Permisssions NT-*nix

System
HDD0 Vista, HDD1 OpenSuSE 11.1, HDD2 Data (NTFS).
Question?

Does permissions assigned under one OS effect ACL’s under the other?

To enable user write on the Data drive I # chmod 774 /Windows/D . No problems there. Now I can safely download movies and music under SuSE and then bounce the file over to the Data drive. So its accesable under both OS’s. and the rest of the Fam can access it regardlesss of wich OS I am in. It is also a SMB share.

can either OS impact on permissions assigned by the other or are they inherited each time you boot into that OS? Of course the initial permissions exist when you first try and access the volume under a new OS.But does modifying them impact the parent OS ACL’s. Example- if I were to # chmod -r 400 /windows/D would that make the volume inaccesable under Vista? Even though its an NTFS volume?

I think it’s like this:

NTFS filesystems in Linux mounted with ntfs-3g are unalterably set by the mount command. Thereafter any chmod command will not alter the permissions (including r and w) on the contained files.

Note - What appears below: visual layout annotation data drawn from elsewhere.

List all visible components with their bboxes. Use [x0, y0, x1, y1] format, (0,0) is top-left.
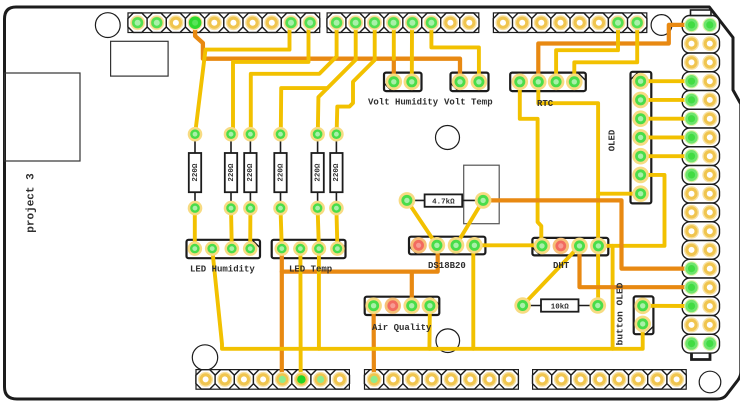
mounting hole bottom-left [192, 345, 217, 370]
LED Temp pads [275, 241, 345, 256]
svg-text:LED Humidity: LED Humidity [190, 265, 255, 275]
wire orange 5V from headerA pad4 to Volt connectors [195, 27, 460, 82]
header J_bot_C block [533, 370, 687, 390]
svg-text:10kΩ: 10kΩ [551, 304, 570, 312]
resistor pads [188, 127, 344, 216]
wire branch to OLED pad7 [598, 192, 644, 196]
DHT pads [534, 238, 607, 255]
header J_right pads [684, 18, 717, 351]
connector Volt Temp rect [451, 73, 489, 92]
Air Quality pads [365, 297, 438, 314]
connector DS18B20 rect [409, 237, 485, 255]
wire 4.7k left pad to DS18B20 pad2 [407, 200, 437, 245]
svg-text:LED Temp: LED Temp [289, 265, 332, 275]
resistor R3 220 [244, 134, 256, 208]
header J_top_C block [493, 13, 647, 33]
header J_bot_C pads [535, 372, 684, 387]
connector OLED rect [631, 72, 652, 204]
silkscreen power jack [5, 73, 81, 161]
connector Air Quality rect [365, 297, 440, 315]
wire orange RTC pad2 to right header row1 [538, 25, 691, 82]
label button OLED [615, 282, 626, 345]
4.7k pads [399, 192, 492, 209]
label DHT [553, 261, 570, 271]
wire 4.7k right pad to DS18B20 pad3 [456, 200, 483, 245]
label Air Quality [372, 323, 432, 333]
wire branch to R4 [281, 88, 328, 133]
wire headerB pad6 to Volt Temp pad2 [431, 27, 479, 82]
RTC pads [512, 74, 583, 91]
wire R4 to LED Temp pad1 [281, 208, 282, 249]
resistor R6 220 [330, 134, 342, 208]
wire orange DHT pad3 to right row15 [580, 246, 692, 287]
label OLED [608, 129, 618, 151]
Volt Temp pads [452, 74, 488, 91]
wire RTC pad2 down to DHT pad4 [538, 82, 598, 246]
wire LED Temp pad2 to bottom header pad6 [298, 249, 302, 380]
resistor R8 10k [523, 299, 598, 311]
DS18B20 pads [410, 237, 482, 254]
label Volt Humidity [368, 98, 439, 108]
svg-text:220Ω: 220Ω [277, 163, 285, 182]
connector RTC rect [510, 73, 586, 92]
svg-text:Volt Temp: Volt Temp [444, 98, 493, 108]
resistor R2 220 [225, 134, 237, 208]
connector Volt Humidity rect [384, 73, 422, 92]
connector button OLED rect [634, 296, 654, 334]
wire OLED pad1 to right row4 [641, 79, 688, 83]
wire OLED pad6 loop to DHT pad4 net [598, 175, 664, 246]
label project 3 [26, 173, 38, 233]
wire OLED pad3 to right row6 [641, 117, 688, 121]
svg-text:DS18B20: DS18B20 [428, 261, 466, 271]
wire Air Quality pad4 down to bottom net [427, 306, 431, 349]
header J_bot_B block [364, 370, 518, 390]
wire orange LED Temp pad1 down to bottom header [280, 249, 284, 380]
header J_right bottom tab [692, 354, 711, 360]
svg-text:project 3: project 3 [26, 173, 38, 233]
wire branch down to bottom net [611, 246, 615, 349]
header J_bot_A pads [198, 372, 347, 387]
label DS18B20 [428, 261, 466, 271]
wire RTC pad3 to headerC pad7 [556, 27, 618, 82]
svg-text:220Ω: 220Ω [314, 163, 322, 182]
connector LED Humidity rect [187, 240, 261, 258]
wire headerB pad1 to R3 [251, 27, 337, 134]
wire orange 4.7k right pad to right row14 [483, 200, 691, 268]
label Volt Temp [444, 98, 493, 108]
svg-text:Volt Humidity: Volt Humidity [368, 98, 439, 108]
silkscreen IC outline [464, 165, 500, 224]
wire headerB pad4 stub [392, 27, 396, 59]
svg-text:220Ω: 220Ω [192, 163, 200, 182]
wire headerA pad9 to R1 [195, 27, 289, 133]
wire headerB pad5 to Volt Humidity pad2 [410, 27, 414, 82]
mounting hole middle [436, 126, 460, 150]
mounting hole top-left [95, 13, 120, 38]
label LED Humidity [190, 265, 255, 275]
wire OLED pad5 to right row8 [641, 154, 688, 158]
header J_top_C pads [496, 15, 645, 30]
wire OLED pad2 to right row5 [641, 98, 688, 102]
header J_bot_B pads [367, 372, 517, 387]
wire RTC pad1 to DHT pad1 [520, 82, 542, 246]
wire LED Temp pad3 to bottom net [317, 249, 321, 349]
svg-text:220Ω: 220Ω [247, 163, 255, 182]
header J_top_A block [128, 13, 320, 33]
svg-text:OLED: OLED [608, 129, 618, 151]
wire headerB pad3 to R6 [337, 27, 375, 134]
10k pads [514, 297, 606, 314]
wire 10k left pad to DHT pad3 [523, 246, 580, 306]
header J_top_A pads [130, 15, 318, 30]
button OLED pads [634, 298, 651, 333]
header J_top_B block [327, 13, 479, 33]
svg-text:4.7kΩ: 4.7kΩ [432, 199, 455, 207]
wire R3 to LED Humidity pad4 [248, 208, 252, 249]
svg-text:Air Quality: Air Quality [372, 323, 432, 333]
wire DS18B20 pad4 to DHT pad1 [474, 243, 541, 247]
LED Humidity pads [188, 241, 258, 256]
mounting hole top-right [651, 15, 672, 36]
header J_right dual-row block [682, 16, 719, 354]
wire R6 to LED Temp pad4 [336, 208, 337, 249]
wire orange branch to DS18B20 pad2 [282, 245, 438, 271]
wire headerB pad2 diagonal to R5 [318, 27, 356, 134]
svg-text:DHT: DHT [553, 261, 570, 271]
resistor R7 4.7k [407, 194, 483, 206]
svg-text:220Ω: 220Ω [228, 163, 236, 182]
wire button OLED pad1 to right row16 [643, 304, 692, 308]
OLED pads [632, 73, 649, 202]
header J_bot_A block [196, 370, 350, 390]
connector DHT rect [532, 238, 608, 256]
wire DHT pad4 to 10k right pad [596, 245, 600, 305]
connector LED Temp rect [272, 240, 346, 258]
wire R2 to LED Humidity pad3 [229, 208, 234, 249]
resistor R1 220 [189, 134, 201, 208]
header J_top_B pads [329, 15, 477, 30]
silkscreen usb [111, 41, 169, 76]
wire orange Air Quality pad1 to bottom header [372, 306, 376, 380]
header J_right top tab [691, 10, 712, 16]
resistor R5 220 [311, 134, 323, 208]
wire DS18B20 pad4 down to bottom net [471, 245, 475, 348]
wire bottom net horizontal [212, 249, 643, 349]
wire orange stub to Volt Humidity pad1 [392, 59, 396, 82]
mounting hole bottom-right [699, 371, 721, 393]
Volt Humidity pads [386, 74, 421, 91]
svg-text:220Ω: 220Ω [333, 163, 341, 182]
wire OLED pad4 to right row7 [641, 135, 688, 139]
wire R1 to LED Humidity pad1 [193, 208, 197, 249]
wire RTC pad4 to headerC pad8 [574, 27, 637, 82]
mounting hole bottom-middle [436, 329, 460, 353]
wire orange branch to Air Quality pad3 [410, 272, 414, 306]
svg-text:button OLED: button OLED [615, 282, 626, 345]
label RTC [537, 99, 554, 109]
wire headerA pad10 to R2 [233, 27, 309, 134]
label LED Temp [289, 265, 332, 275]
wire R5 to LED Temp pad3 [318, 208, 319, 249]
resistor R4 220 [274, 134, 286, 208]
svg-text:RTC: RTC [537, 99, 554, 109]
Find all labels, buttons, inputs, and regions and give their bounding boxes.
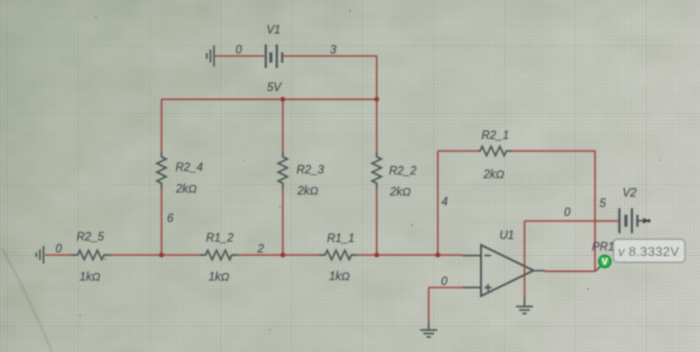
svg-text:0: 0 (236, 45, 243, 57)
svg-text:R2_1: R2_1 (482, 130, 510, 142)
svg-text:0: 0 (441, 276, 448, 288)
svg-text:R1_1: R1_1 (327, 233, 355, 245)
svg-text:R2_3: R2_3 (297, 165, 325, 177)
svg-text:5V: 5V (267, 82, 282, 94)
svg-text:2kΩ: 2kΩ (297, 186, 319, 198)
svg-text:6: 6 (167, 213, 174, 225)
svg-text:R2_5: R2_5 (77, 232, 105, 244)
svg-text:1kΩ: 1kΩ (209, 272, 230, 284)
svg-text:V2: V2 (623, 188, 638, 200)
svg-text:PR1: PR1 (592, 242, 614, 254)
svg-text:2: 2 (257, 244, 265, 256)
svg-text:U1: U1 (500, 230, 515, 242)
svg-text:0: 0 (564, 207, 571, 219)
svg-text:1kΩ: 1kΩ (80, 272, 101, 284)
svg-text:2kΩ: 2kΩ (483, 169, 505, 181)
svg-text:3: 3 (330, 45, 337, 57)
svg-text:5: 5 (600, 198, 607, 210)
svg-text:R2_4: R2_4 (176, 162, 204, 174)
svg-text:R1_2: R1_2 (206, 233, 234, 245)
svg-text:2kΩ: 2kΩ (175, 184, 197, 196)
svg-text:V1: V1 (267, 25, 281, 37)
svg-text:1kΩ: 1kΩ (329, 271, 350, 283)
svg-text:R2_2: R2_2 (389, 166, 417, 178)
svg-text:V: V (602, 257, 608, 267)
svg-text:v 8.3332V: v 8.3332V (618, 244, 679, 259)
svg-text:0: 0 (56, 244, 63, 256)
svg-text:4: 4 (442, 197, 448, 209)
svg-text:2kΩ: 2kΩ (389, 187, 411, 199)
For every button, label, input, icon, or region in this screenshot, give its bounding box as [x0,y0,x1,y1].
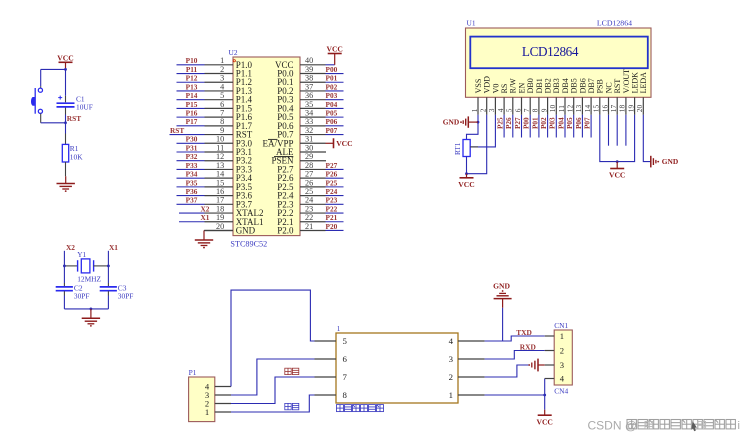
svg-text:X2: X2 [66,243,75,252]
wire net RST [170,126,205,135]
wire net P03 [549,115,557,138]
power VCC (U2 pin 40) [326,45,343,65]
pin 20 (LEDA) [635,72,648,115]
pin 4 (RS) [496,84,509,115]
svg-text:1: 1 [205,407,209,417]
pin 14 (DB7) [583,78,596,115]
pin 15 (PSB) [592,79,605,115]
svg-text:13: 13 [574,105,583,113]
pushbutton switch [31,86,43,123]
wire net P04 [326,100,344,109]
svg-text:P26: P26 [326,170,338,179]
svg-text:DB5: DB5 [570,78,579,93]
pin 27 (P2.6) right [277,170,325,184]
wire net P04 [557,115,565,138]
svg-text:24: 24 [305,196,313,205]
pin 13 (DB6) [574,78,587,115]
svg-text:19: 19 [216,213,224,222]
pin 7 (P1.6) left [205,109,253,123]
svg-text:33: 33 [305,117,313,126]
pin 10 (P3.0) left [205,135,253,149]
wire ground to TXD line [502,308,504,341]
pin 6 (module left) [315,354,348,364]
svg-text:12: 12 [566,105,575,113]
wire net P20 [326,222,344,231]
svg-text:10: 10 [216,135,224,144]
pin 4 (CN1) [545,374,565,384]
pin 8 (P1.7) left [205,117,253,131]
svg-text:9: 9 [220,126,224,135]
svg-text:V0: V0 [491,84,500,94]
power VCC (LCD backlight) [609,162,625,180]
capacitor C1 10UF [57,69,93,114]
svg-text:P00: P00 [523,117,531,129]
wire net P26 [326,170,344,179]
pin 25 (P2.4) right [277,187,325,201]
pin 2 (P1) [205,399,231,409]
wire net P12 [177,74,205,83]
pin 10 (DB3) [548,78,561,115]
wire module pin2 to CN1 pin3 [485,365,530,377]
pin 20 (GND) left [205,222,256,236]
svg-text:P35: P35 [186,178,198,187]
pin 2 (VDD) [479,76,492,115]
svg-text:P22: P22 [326,204,338,213]
op IC U2 STC89C52 body [229,48,301,249]
wire net P27 [514,115,522,138]
svg-text:18: 18 [216,204,224,213]
pin 31 (EA/VPP) right [262,135,325,149]
svg-text:P27: P27 [326,161,338,170]
wire module pin1 to CN1 pin4 and VCC [485,379,545,410]
pin 26 (P2.5) right [277,178,325,192]
svg-text:3: 3 [220,74,224,83]
pin 1 (P1.0) left [205,56,253,70]
svg-text:P03: P03 [326,91,338,100]
pin 39 (P0.0) right [277,65,325,79]
svg-text:40: 40 [305,56,313,65]
svg-text:15: 15 [216,178,224,187]
svg-text:Y1: Y1 [77,250,86,259]
wire module pin4 to CN1 pin1 (net TXD) [485,336,545,341]
pin 5 (R/W) [505,78,518,115]
svg-text:1: 1 [337,325,341,333]
pin 1 (VSS) [470,79,483,115]
svg-text:P34: P34 [186,170,198,179]
svg-text:37: 37 [305,82,313,91]
wire module pin3 to CN1 pin2 (net RXD) [485,351,545,360]
pin 6 (EN) [513,83,526,115]
svg-text:4: 4 [560,374,565,384]
svg-text:8: 8 [343,390,348,400]
svg-text:DB1: DB1 [535,78,544,93]
wire P1 pin4 to module pin5 [231,290,315,386]
svg-text:PSB: PSB [596,79,605,93]
pin 3 (CN1) [545,360,564,370]
svg-text:DB0: DB0 [526,78,535,93]
svg-text:P26: P26 [505,117,513,129]
pin 7 (module left) [315,372,348,382]
junction [465,172,468,175]
wire pins 15,19 to VCC [600,115,635,162]
pin 33 (P0.6) right [277,117,325,131]
net label 火线 [285,368,299,374]
wire pin3 V0 to wiper [470,115,495,147]
svg-text:31: 31 [305,135,313,144]
svg-text:30PF: 30PF [118,291,134,300]
svg-text:R/W: R/W [509,78,518,94]
svg-text:GND: GND [662,157,678,166]
wire [41,69,66,86]
svg-text:3: 3 [449,354,454,364]
svg-text:5: 5 [343,336,348,346]
pin 22 (P2.1) right [277,213,325,227]
potentiometer RT1 [454,140,478,174]
module 电能采集模块 body [336,325,458,403]
svg-text:CSDN @: CSDN @ [588,419,638,433]
svg-text:10: 10 [548,105,557,113]
svg-text:RXD: RXD [520,343,536,352]
junction [477,121,480,124]
svg-text:U2: U2 [229,48,238,57]
wire P1 pin2 to module pin7 (net 火线) [231,377,315,404]
svg-text:27: 27 [305,170,313,179]
svg-text:NC: NC [604,82,613,93]
wire net P30 [177,135,205,144]
svg-text:P16: P16 [186,109,198,118]
svg-text:P20: P20 [326,222,338,231]
junction [90,308,93,311]
svg-text:28: 28 [305,161,313,170]
svg-text:1: 1 [470,108,479,112]
pin 19 (XTAL1) left [205,213,264,227]
svg-text:P14: P14 [186,91,198,100]
svg-text:RST: RST [613,79,622,94]
junction [543,394,546,397]
junction [63,265,66,268]
wire net P01 [531,115,539,138]
svg-text:23: 23 [305,204,313,213]
svg-text:P37: P37 [186,196,198,205]
wire [64,308,108,310]
pin 29 (PSEN) right [271,152,326,166]
svg-text:P1: P1 [189,368,197,377]
svg-text:7: 7 [343,372,348,382]
pin 30 (ALE) right [276,143,326,157]
svg-text:P24: P24 [326,187,338,196]
pin 4 (P1) [205,382,231,392]
pin 8 (module left) [315,390,348,400]
wire net P37 [177,196,205,205]
svg-text:TXD: TXD [516,328,532,337]
wire net P11 [177,65,205,74]
ground (reset circuit) [57,176,75,192]
svg-text:5: 5 [505,108,514,112]
pin 21 (P2.0) right [277,222,325,236]
pin 1 (module right) [449,390,485,400]
junction [616,160,619,163]
svg-text:P00: P00 [326,65,338,74]
svg-text:P23: P23 [326,196,338,205]
wire net X1 [179,213,210,222]
pin 5 (module left) [315,336,348,346]
svg-text:U1: U1 [467,19,476,28]
svg-text:P31: P31 [186,143,198,152]
wire net P00 [523,115,531,138]
pin 1 (P1) [205,407,231,417]
svg-text:LCD12864: LCD12864 [522,44,579,59]
pin 37 (P0.2) right [277,82,325,96]
wire P1 pin3 to module pin6 [231,359,315,395]
wire net P17 [177,117,205,126]
svg-text:20: 20 [216,222,224,231]
ground (LCD LEDA) [651,156,678,168]
wire net P13 [177,82,205,91]
wire pin2 VDD [467,115,487,174]
svg-text:P05: P05 [326,109,338,118]
svg-text:2: 2 [560,346,564,356]
svg-text:CN4: CN4 [554,386,568,395]
wire pin20 LEDA to ground [643,115,651,162]
svg-text:34: 34 [305,109,313,118]
pin 3 (P1) [205,390,231,400]
wire pins 16,17,18 stubs [609,115,626,146]
svg-text:P05: P05 [566,117,574,129]
svg-text:P13: P13 [186,82,198,91]
power VCC (RT1) [458,174,474,189]
svg-text:12: 12 [216,152,224,161]
pin 4 (P1.3) left [205,82,253,96]
net label 零线 [285,403,299,409]
svg-text:EN: EN [517,83,526,94]
svg-text:P30: P30 [186,135,198,144]
junction [64,68,67,71]
ground (module serial) [493,281,512,308]
svg-text:P36: P36 [186,187,198,196]
wire net P36 [177,187,205,196]
svg-text:P2.0: P2.0 [277,225,294,235]
svg-text:6: 6 [343,354,348,364]
power VCC (U2 pin 31 EA/VPP) [326,138,353,148]
svg-text:i: i [738,420,740,432]
wire net P02 [540,115,548,138]
wire net P27 [326,161,344,170]
svg-text:P33: P33 [186,161,198,170]
svg-text:P01: P01 [326,74,338,83]
wire net P34 [177,170,205,179]
pin 2 (module right) [449,372,485,382]
capacitor C3 30PF [100,283,134,309]
pin 2 (CN1) [545,346,564,356]
svg-text:2: 2 [449,372,453,382]
svg-text:4: 4 [220,82,224,91]
pin 40 (VCC) right [275,56,326,70]
wire net P06 [575,115,583,138]
pin 8 (DB1) [531,78,544,115]
svg-text:11: 11 [557,105,566,112]
display U1 LCD12864 body [466,19,652,98]
svg-text:P01: P01 [531,117,539,129]
svg-text:VCC: VCC [609,170,625,179]
wire pin1 VSS to ground [467,115,479,140]
wire net P32 [177,152,205,161]
svg-text:DB2: DB2 [544,78,553,93]
svg-text:7: 7 [220,109,224,118]
wire net P07 [326,126,344,135]
svg-text:X1: X1 [200,213,209,222]
wire net P15 [177,100,205,109]
wire net P31 [177,143,205,152]
svg-text:2: 2 [479,108,488,112]
svg-text:P25: P25 [326,178,338,187]
svg-text:17: 17 [609,105,618,113]
wire net P05 [566,115,574,138]
resistor R1 10K [62,134,83,177]
svg-text:16: 16 [216,187,224,196]
svg-text:29: 29 [305,152,313,161]
svg-text:X1: X1 [109,243,118,252]
svg-text:VDD: VDD [483,76,492,94]
pin 34 (P0.5) right [277,109,325,123]
svg-text:7: 7 [522,108,531,112]
svg-text:P07: P07 [584,117,592,129]
svg-text:DB6: DB6 [578,78,587,93]
pin 17 (RST) [609,79,622,115]
svg-text:P11: P11 [186,65,198,74]
svg-text:LEDK: LEDK [631,72,640,94]
pin 12 (DB5) [566,78,579,115]
svg-text:6: 6 [513,108,522,112]
svg-text:30PF: 30PF [74,291,90,300]
svg-text:P02: P02 [540,117,548,129]
pin 15 (P3.5) left [205,178,253,192]
svg-text:RT1: RT1 [454,142,462,155]
svg-text:GND: GND [493,281,510,290]
svg-text:2: 2 [220,65,224,74]
svg-text:36: 36 [305,91,313,100]
pin 18 (XTAL2) left [205,204,264,218]
ground (U2 GND pin) [195,230,213,248]
svg-text:GND: GND [443,118,459,127]
svg-text:11: 11 [216,143,224,152]
svg-text:26: 26 [305,178,313,187]
svg-text:3: 3 [560,360,564,370]
svg-text:1: 1 [560,331,564,341]
svg-text:P04: P04 [326,100,338,109]
junction [64,121,67,124]
pin 2 (P1.1) left [205,65,252,79]
wire net P16 [177,109,205,118]
svg-text:P03: P03 [549,117,557,129]
svg-text:VCC: VCC [336,139,352,148]
pin 14 (P3.4) left [205,170,253,184]
wire net P06 [326,117,344,126]
svg-text:35: 35 [305,100,313,109]
svg-text:P06: P06 [326,117,338,126]
svg-text:LCD12864: LCD12864 [597,19,632,28]
svg-text:P15: P15 [186,100,198,109]
wire net P14 [177,91,205,100]
svg-text:10K: 10K [70,152,83,161]
pin 3 (V0) [487,84,500,115]
svg-text:19: 19 [626,105,635,113]
pin 13 (P3.3) left [205,161,253,175]
svg-text:9: 9 [539,108,548,112]
pin 18 (V/OUT) [618,69,631,115]
wire net P02 [326,82,344,91]
wire net P25 [497,115,505,138]
svg-text:22: 22 [305,213,313,222]
svg-text:10UF: 10UF [76,103,93,112]
svg-text:RST: RST [67,114,81,123]
wire net P26 [505,115,513,138]
wire net P24 [326,187,344,196]
power VCC (reset circuit) [57,54,73,70]
pin 17 (P3.7) left [205,196,253,210]
svg-text:X2: X2 [200,204,209,213]
svg-text:P06: P06 [575,117,583,129]
svg-text:P04: P04 [557,117,565,129]
connector CN1 body [554,321,572,396]
pin 1 (CN1) [545,331,564,341]
pin 35 (P0.4) right [277,100,325,114]
pin 16 (P3.6) left [205,187,253,201]
wire pin20 to ground [204,229,233,231]
pin 19 (LEDK) [626,72,639,115]
svg-text:VCC: VCC [57,54,73,63]
pin 23 (P2.2) right [277,204,325,218]
wire net P22 [326,204,344,213]
svg-text:VCC: VCC [536,418,552,427]
svg-text:14: 14 [583,105,592,113]
svg-text:P25: P25 [497,117,505,129]
ground (crystal) [82,309,100,327]
svg-text:20: 20 [635,105,644,113]
wire net P33 [177,161,205,170]
svg-text:15: 15 [592,105,601,113]
wire net P01 [326,74,344,83]
svg-text:RS: RS [500,84,509,94]
wire net P10 [177,56,205,65]
svg-text:P27: P27 [514,117,522,129]
pin 16 (NC) [600,82,613,115]
wire net P23 [326,196,344,205]
svg-text:30: 30 [305,143,313,152]
svg-text:8: 8 [220,117,224,126]
connector P1 body [189,368,215,422]
pin 11 (P3.1) left [205,143,252,157]
pin 28 (P2.7) right [277,161,325,175]
svg-text:P32: P32 [186,152,198,161]
pin 36 (P0.3) right [277,91,325,105]
pin 4 (module right) [449,336,485,346]
pin 12 (P3.2) left [205,152,252,166]
wire net X2 [179,204,210,213]
svg-text:VCC: VCC [326,45,342,54]
svg-text:14: 14 [216,170,224,179]
svg-text:4: 4 [449,336,454,346]
svg-text:STC89C52: STC89C52 [230,240,267,249]
wire net P05 [326,109,344,118]
ground (LCD VSS) [443,116,478,127]
wire [65,115,67,134]
junction [107,265,110,268]
svg-text:1: 1 [220,56,224,65]
svg-text:CN1: CN1 [554,321,568,330]
svg-text:DB3: DB3 [552,78,561,93]
pin 9 (DB2) [539,78,552,115]
capacitor C2 30PF [56,283,90,309]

So if you chmod the containing folder (the mount point) nothing changes for a mount point of NTFS (mounted via ntfs-3g).

These permissions do not carry through to the windows operating system, so the acls there when you attach the partition into a windows operating system are just as they always are for NTFS in windows, namely world writeable.

thanks swerdna. I was gonna experiment but was a little nervous about locking out an entire drive.